Tari mengacungkan handphonenya ke arah Caira. "Dia ingin bertemu bundaku."


"Siapa?"


"Tara."


"Hah? Kakakku?" Caira mengeluarkan ekspresi terkejut mendengar kakaknya ingin bertemu dengan orang tua Tari.


Tari mengangguk. "Iya kakakmu, ingin bertemu dengan bundaku."


Caira menyambar handphone Tari dan membaca pesan-pesannya. "Ini aneh sekali."


Tari mengambil handphonenya kembali dari tangan Caira. "Aku harap kau mendukung hubungan kami."


Caira tertawa dan berkata, " Sebentar!! Ini yang sedang kita bicarakan Btara Langit Xabiru? Sepanjang sejarah dia belum pernah sama sekali menemui orang tua gadis mana pun."


Mendengar ucapan Caira, tentu saja membuat Tari tersenyum bahagia. "Kakakmu pasti sangat menyukaiku," ucap Tari dengan nada bercanda. Tari kembali menatap Caira, awalnya ia menyangka jika Caira akan tertawa, namun raut wajahanya justru serius dan muram.


"Mungkin," ia mencuci tangannya, kemudian beralih ke juru masak. "Ini hanya tinggal nunggu dagingnya empuk, setelah itu koreksi rasa baru di sajikan."


"Aku pulang duluan ya, Gala mengajakku keluar.
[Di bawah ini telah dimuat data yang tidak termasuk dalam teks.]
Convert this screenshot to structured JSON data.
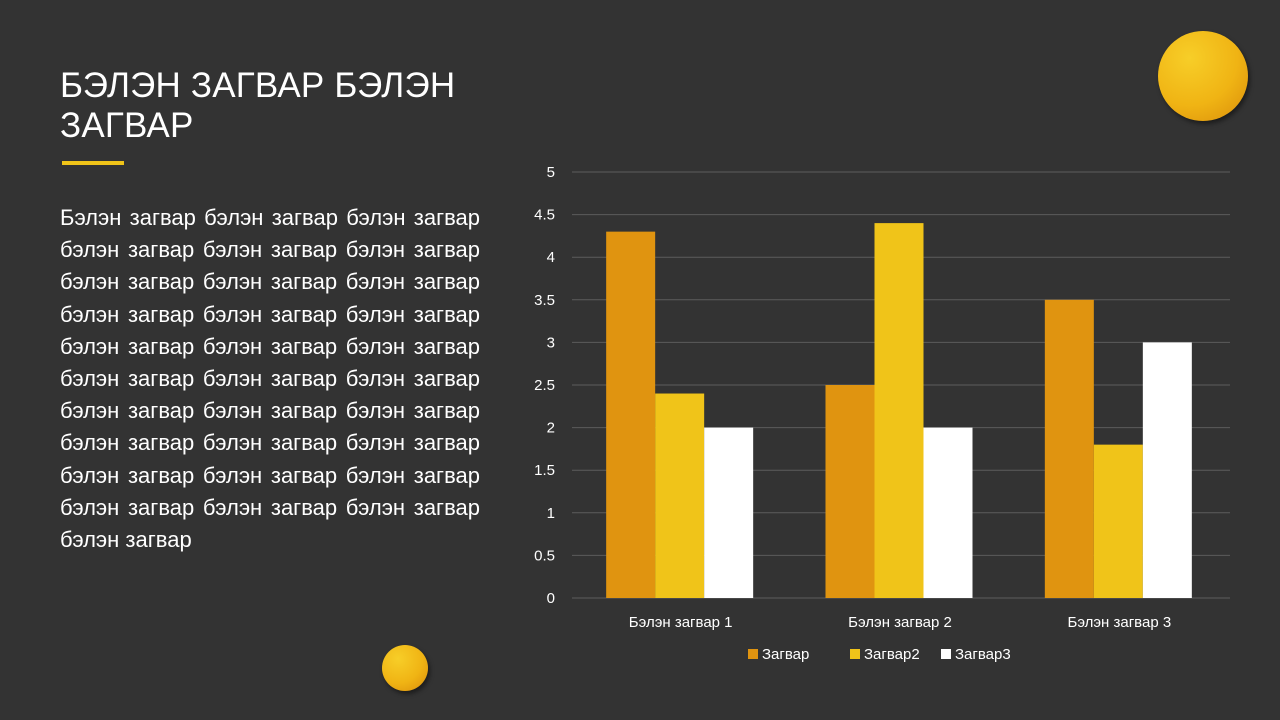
{
  "slide": {
    "title": "БЭЛЭН ЗАГВАР БЭЛЭН ЗАГВАР",
    "body": "Бэлэн загвар бэлэн загвар бэлэн загвар бэлэн загвар бэлэн загвар бэлэн загвар бэлэн загвар бэлэн загвар бэлэн загвар бэлэн загвар бэлэн загвар бэлэн загвар бэлэн загвар бэлэн загвар бэлэн загвар бэлэн загвар бэлэн загвар бэлэн загвар бэлэн загвар бэлэн загвар бэлэн загвар бэлэн загвар бэлэн загвар бэлэн загвар бэлэн загвар бэлэн загвар бэлэн загвар бэлэн загвар бэлэн загвар бэлэн загвар бэлэн загвар",
    "accent_color": "#f0c419",
    "background_color": "#333333"
  },
  "chart_data": {
    "type": "bar",
    "title": "",
    "xlabel": "",
    "ylabel": "",
    "categories": [
      "Бэлэн загвар 1",
      "Бэлэн загвар 2",
      "Бэлэн загвар 3"
    ],
    "series": [
      {
        "name": "Загвар",
        "values": [
          4.3,
          2.5,
          3.5
        ],
        "color": "#e09410"
      },
      {
        "name": "Загвар2",
        "values": [
          2.4,
          4.4,
          1.8
        ],
        "color": "#f0c419"
      },
      {
        "name": "Загвар3",
        "values": [
          2.0,
          2.0,
          3.0
        ],
        "color": "#ffffff"
      }
    ],
    "ylim": [
      0,
      5
    ],
    "yticks": [
      "0",
      "0.5",
      "1",
      "1.5",
      "2",
      "2.5",
      "3",
      "3.5",
      "4",
      "4.5",
      "5"
    ],
    "grid": true,
    "gridline_color": "#5c5c5c",
    "legend_position": "bottom"
  }
}
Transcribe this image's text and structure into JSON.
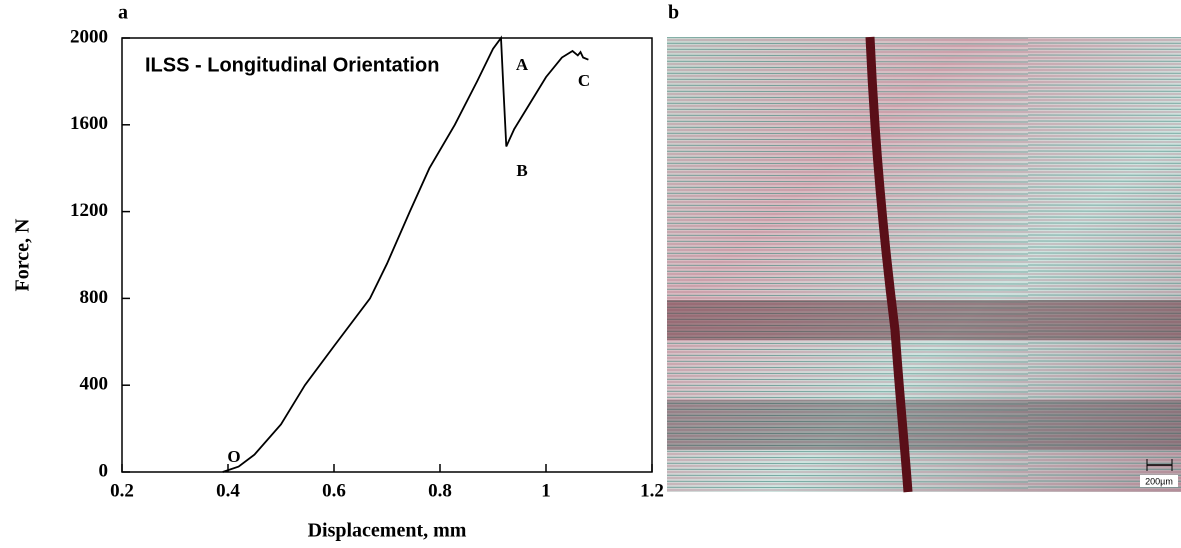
{
  "panel_labels": {
    "a": "a",
    "b": "b"
  },
  "chart_data": {
    "type": "line",
    "title": "ILSS - Longitudinal Orientation",
    "x_label": "Displacement, mm",
    "y_label": "Force, N",
    "x": [
      0.39,
      0.42,
      0.45,
      0.5,
      0.545,
      0.6,
      0.668,
      0.7,
      0.743,
      0.78,
      0.828,
      0.87,
      0.9,
      0.915,
      0.92,
      0.925,
      0.94,
      0.97,
      1.0,
      1.03,
      1.05,
      1.06,
      1.065,
      1.07,
      1.08
    ],
    "values": [
      0,
      25,
      80,
      220,
      400,
      580,
      800,
      960,
      1200,
      1400,
      1600,
      1800,
      1950,
      2000,
      1750,
      1500,
      1580,
      1700,
      1820,
      1910,
      1940,
      1920,
      1935,
      1910,
      1900
    ],
    "color": "#000000",
    "annotations": [
      "A",
      "B",
      "C",
      "O"
    ],
    "xlim": [
      0.2,
      1.2
    ],
    "xticks": [
      0.2,
      0.4,
      0.6,
      0.8,
      1,
      1.2
    ],
    "ylim": [
      0,
      2000
    ],
    "yticks": [
      0,
      400,
      800,
      1200,
      1600,
      2000
    ],
    "grid": false
  },
  "micrograph": {
    "scale_bar": "200µm"
  }
}
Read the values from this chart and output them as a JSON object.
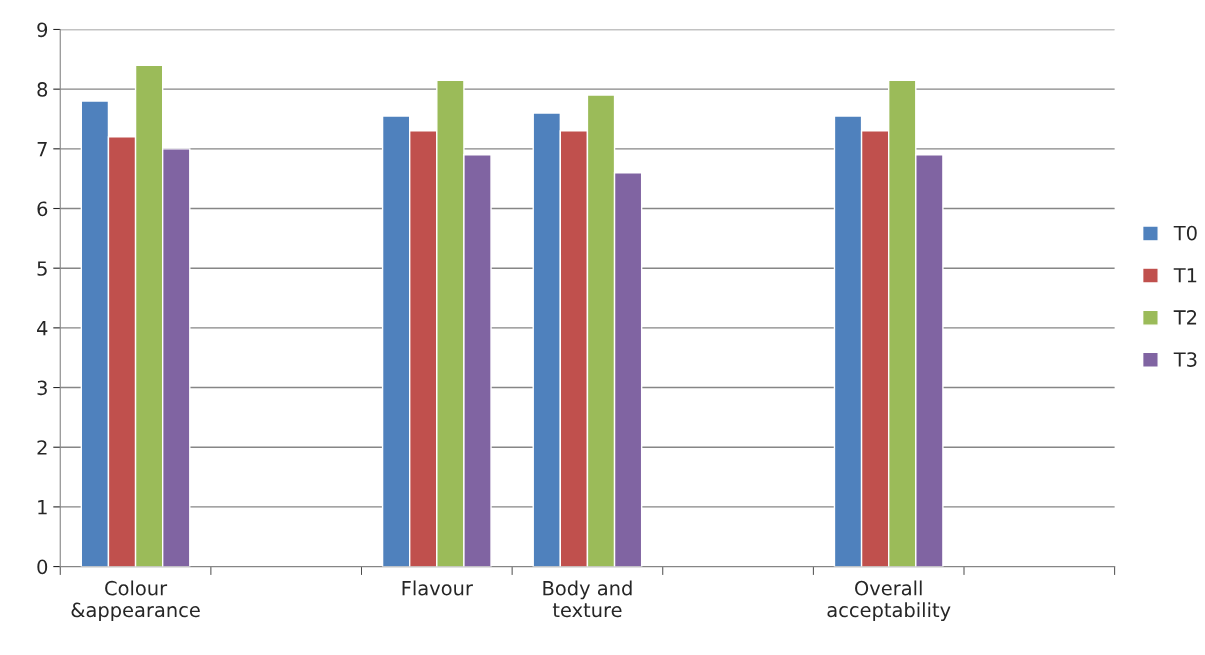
{
  "chart_data": {
    "type": "bar",
    "categories": [
      "Colour\n&appearance",
      null,
      "Flavour",
      "Body and\ntexture",
      null,
      "Overall\nacceptability",
      null
    ],
    "series": [
      {
        "name": "T0",
        "color": "#4f81bd",
        "values": [
          7.8,
          null,
          7.55,
          7.6,
          null,
          7.55,
          null
        ]
      },
      {
        "name": "T1",
        "color": "#c0504d",
        "values": [
          7.2,
          null,
          7.3,
          7.3,
          null,
          7.3,
          null
        ]
      },
      {
        "name": "T2",
        "color": "#9bbb59",
        "values": [
          8.4,
          null,
          8.15,
          7.9,
          null,
          8.15,
          null
        ]
      },
      {
        "name": "T3",
        "color": "#8064a2",
        "values": [
          7.0,
          null,
          6.9,
          6.6,
          null,
          6.9,
          null
        ]
      }
    ],
    "ylim": [
      0,
      9
    ],
    "yticks": [
      0,
      1,
      2,
      3,
      4,
      5,
      6,
      7,
      8,
      9
    ],
    "grid": "y",
    "legend": "right"
  }
}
Jangan lupa ceritakan hasil pertemuan kakakku dengan orang tuamu padaku, oke?" Caira menepuk bahu Tari kemudian ia berlalu meninggalkan Tari.
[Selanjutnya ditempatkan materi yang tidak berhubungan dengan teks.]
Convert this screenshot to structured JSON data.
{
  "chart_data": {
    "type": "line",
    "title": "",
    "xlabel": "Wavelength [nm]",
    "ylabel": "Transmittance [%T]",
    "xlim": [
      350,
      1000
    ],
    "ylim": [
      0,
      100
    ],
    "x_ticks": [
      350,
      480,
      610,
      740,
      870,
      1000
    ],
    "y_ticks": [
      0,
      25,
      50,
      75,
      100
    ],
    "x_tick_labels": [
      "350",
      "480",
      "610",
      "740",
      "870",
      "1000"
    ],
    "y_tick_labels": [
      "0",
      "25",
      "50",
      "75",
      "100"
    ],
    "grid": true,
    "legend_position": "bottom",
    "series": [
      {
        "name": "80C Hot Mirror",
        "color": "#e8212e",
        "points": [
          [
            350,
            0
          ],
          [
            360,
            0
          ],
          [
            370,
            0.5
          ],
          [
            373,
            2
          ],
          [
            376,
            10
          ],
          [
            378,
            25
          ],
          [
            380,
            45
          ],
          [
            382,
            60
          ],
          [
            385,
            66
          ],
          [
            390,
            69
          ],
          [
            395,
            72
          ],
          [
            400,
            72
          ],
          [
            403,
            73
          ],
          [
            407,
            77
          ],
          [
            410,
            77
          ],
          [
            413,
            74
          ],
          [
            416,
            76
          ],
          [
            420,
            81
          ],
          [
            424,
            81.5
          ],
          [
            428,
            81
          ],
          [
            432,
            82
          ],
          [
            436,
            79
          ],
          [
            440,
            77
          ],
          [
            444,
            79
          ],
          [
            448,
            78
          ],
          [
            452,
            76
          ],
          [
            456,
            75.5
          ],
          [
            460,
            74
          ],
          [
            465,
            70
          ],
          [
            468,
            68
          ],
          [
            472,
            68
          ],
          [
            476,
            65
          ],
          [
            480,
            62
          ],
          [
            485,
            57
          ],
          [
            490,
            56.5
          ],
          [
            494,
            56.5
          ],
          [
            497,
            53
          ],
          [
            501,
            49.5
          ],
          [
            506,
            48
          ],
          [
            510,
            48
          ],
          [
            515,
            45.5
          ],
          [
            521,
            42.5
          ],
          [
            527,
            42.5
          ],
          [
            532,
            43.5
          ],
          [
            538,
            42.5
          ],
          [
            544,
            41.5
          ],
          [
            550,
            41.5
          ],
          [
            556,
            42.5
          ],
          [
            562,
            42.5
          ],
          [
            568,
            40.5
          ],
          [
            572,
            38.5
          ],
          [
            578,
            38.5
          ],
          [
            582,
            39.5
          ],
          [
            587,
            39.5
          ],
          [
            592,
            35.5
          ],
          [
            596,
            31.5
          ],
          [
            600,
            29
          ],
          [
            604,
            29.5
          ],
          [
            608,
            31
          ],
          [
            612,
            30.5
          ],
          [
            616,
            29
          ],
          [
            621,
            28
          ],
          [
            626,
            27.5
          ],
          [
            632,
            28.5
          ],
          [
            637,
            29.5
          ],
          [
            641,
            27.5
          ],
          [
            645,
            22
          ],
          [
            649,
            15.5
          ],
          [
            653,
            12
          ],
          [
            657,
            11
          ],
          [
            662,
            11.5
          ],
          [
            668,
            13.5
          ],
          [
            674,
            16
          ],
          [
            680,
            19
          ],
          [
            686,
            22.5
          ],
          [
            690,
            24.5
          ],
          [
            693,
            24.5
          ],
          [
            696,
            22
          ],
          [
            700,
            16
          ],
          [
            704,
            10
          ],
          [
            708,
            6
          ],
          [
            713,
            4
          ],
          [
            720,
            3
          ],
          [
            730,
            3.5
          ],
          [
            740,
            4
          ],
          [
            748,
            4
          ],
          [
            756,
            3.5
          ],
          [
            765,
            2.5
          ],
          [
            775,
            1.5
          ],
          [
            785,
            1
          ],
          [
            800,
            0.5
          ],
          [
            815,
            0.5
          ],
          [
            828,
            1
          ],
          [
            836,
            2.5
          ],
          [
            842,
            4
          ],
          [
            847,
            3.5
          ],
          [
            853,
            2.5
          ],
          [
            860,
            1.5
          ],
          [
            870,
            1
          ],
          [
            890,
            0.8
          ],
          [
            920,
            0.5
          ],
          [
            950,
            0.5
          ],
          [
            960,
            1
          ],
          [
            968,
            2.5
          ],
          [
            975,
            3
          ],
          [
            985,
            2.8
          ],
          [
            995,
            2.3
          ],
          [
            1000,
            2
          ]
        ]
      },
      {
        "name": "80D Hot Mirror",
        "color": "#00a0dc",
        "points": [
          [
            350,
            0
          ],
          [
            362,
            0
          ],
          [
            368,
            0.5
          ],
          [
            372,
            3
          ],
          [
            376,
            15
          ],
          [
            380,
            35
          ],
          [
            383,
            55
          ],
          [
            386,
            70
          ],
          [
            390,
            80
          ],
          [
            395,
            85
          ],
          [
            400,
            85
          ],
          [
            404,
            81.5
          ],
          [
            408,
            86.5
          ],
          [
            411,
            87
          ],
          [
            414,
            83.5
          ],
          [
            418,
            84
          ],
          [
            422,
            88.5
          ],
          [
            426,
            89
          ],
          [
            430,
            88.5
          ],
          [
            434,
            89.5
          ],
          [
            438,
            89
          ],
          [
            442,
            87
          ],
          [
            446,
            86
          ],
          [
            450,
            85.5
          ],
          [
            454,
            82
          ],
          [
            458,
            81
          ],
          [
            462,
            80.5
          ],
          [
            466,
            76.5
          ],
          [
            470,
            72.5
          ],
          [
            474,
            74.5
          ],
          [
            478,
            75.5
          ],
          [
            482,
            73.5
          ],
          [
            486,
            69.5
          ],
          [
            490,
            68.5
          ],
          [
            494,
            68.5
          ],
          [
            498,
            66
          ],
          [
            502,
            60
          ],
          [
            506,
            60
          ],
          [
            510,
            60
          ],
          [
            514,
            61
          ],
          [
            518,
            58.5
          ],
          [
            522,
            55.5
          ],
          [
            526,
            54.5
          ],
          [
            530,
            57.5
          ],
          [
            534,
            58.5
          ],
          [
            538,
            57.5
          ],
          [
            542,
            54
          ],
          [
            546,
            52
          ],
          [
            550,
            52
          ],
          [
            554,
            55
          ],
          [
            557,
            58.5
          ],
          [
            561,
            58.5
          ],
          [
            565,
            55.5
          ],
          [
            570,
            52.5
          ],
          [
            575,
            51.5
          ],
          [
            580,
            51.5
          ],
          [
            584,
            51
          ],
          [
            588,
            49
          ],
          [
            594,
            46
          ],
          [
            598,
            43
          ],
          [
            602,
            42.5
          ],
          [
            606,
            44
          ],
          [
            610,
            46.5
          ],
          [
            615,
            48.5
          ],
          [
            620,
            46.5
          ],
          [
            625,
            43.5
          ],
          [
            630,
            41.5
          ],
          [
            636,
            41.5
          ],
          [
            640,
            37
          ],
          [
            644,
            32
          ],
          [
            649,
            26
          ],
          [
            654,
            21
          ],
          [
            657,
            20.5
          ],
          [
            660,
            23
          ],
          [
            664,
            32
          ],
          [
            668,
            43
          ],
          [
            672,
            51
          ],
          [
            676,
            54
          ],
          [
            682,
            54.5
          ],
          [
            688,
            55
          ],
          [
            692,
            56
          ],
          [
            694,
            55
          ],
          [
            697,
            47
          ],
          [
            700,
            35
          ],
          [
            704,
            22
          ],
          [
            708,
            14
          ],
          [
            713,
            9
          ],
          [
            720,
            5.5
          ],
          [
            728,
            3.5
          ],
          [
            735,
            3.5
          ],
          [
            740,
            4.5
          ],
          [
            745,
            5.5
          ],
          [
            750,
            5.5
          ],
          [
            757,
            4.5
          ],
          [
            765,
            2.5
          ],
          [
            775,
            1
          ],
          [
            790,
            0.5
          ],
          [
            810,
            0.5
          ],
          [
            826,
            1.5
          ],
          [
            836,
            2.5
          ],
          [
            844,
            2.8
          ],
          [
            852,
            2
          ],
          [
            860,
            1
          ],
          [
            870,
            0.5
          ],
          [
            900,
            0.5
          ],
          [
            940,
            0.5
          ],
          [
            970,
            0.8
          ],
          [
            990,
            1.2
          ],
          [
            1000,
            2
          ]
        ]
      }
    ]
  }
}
Tari resah karena Caira tidak tampak gembira dengan hubungannya bersama Tara, ia jadi penasaran apakah alasannya karena dirinya atau karena kakaknya.


Setelah Caira pergi, Tari pun pergi meninggalkan cafenya. Namun sebelum pergi tak lupa ia menitipkan cafenya kepada orang kepercayaannya dan meminta untuk menghubunginya jika terjadi masalah.
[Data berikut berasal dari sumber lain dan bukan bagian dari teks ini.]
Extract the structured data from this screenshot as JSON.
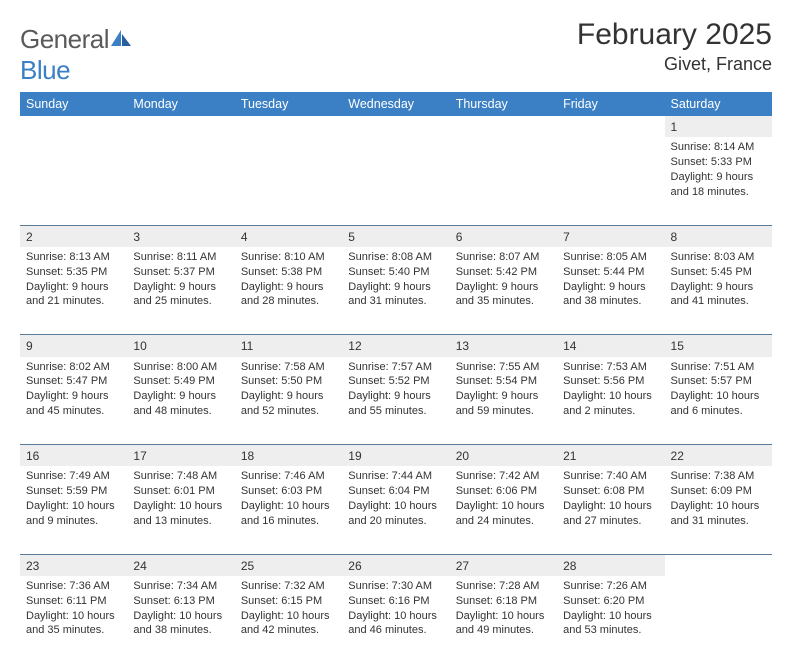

Tari berjalan menuju mobilnya, seketika langkahnya terhenti saat melihat seseorang bersandar di mobilnya. Butuh waktu sejenak bagi Tari untuk mengenali Tara, karena Tara menghadap ke belakang, dan berbicara pada handphonenya.


Tari fikir Tara akan akan menemuinya di mall, namun ternyata ia datang ke cafe. Klakson mobil Tari berbunyi saat Tari menekan tombol Unlock, dan Tara membalik badannya. Tara tersenyum lebar sewaktu melihat Tari. "Ya aku setuju, kita meyewa alat berat di perusahaan itu," ucapnya di telepon. Tara merangkul bahu Tari dan menariknya merapat, mengecup ubun-ubun Tari. "Kita bicarakkan saat meeting besok pagi," ucapnya. "Ada hal penting yang harus aku kerjakan."


Tara menutup teleponnya dan memasukannya ke saku, lalu mengecup bibir Tari, ia juga memeluk Tari dengan erat hingga tubuh Tari bersandar ke mobil.


Tara menarik diri, ia memandangi Tari dengan kagum. "Kau membuatku tergila-gila."


Tari tersenyum kemudian membuka pintu mobilnya. "Kita pakai mobil sendiri-sendiri?" tanya Tari.


Tara membentangkan pintu mobil lebih lebar. "Mobilku sedang ada sekit masalah, tadi sopirku membawanya ke bengkel, kita naik mobilmu saja."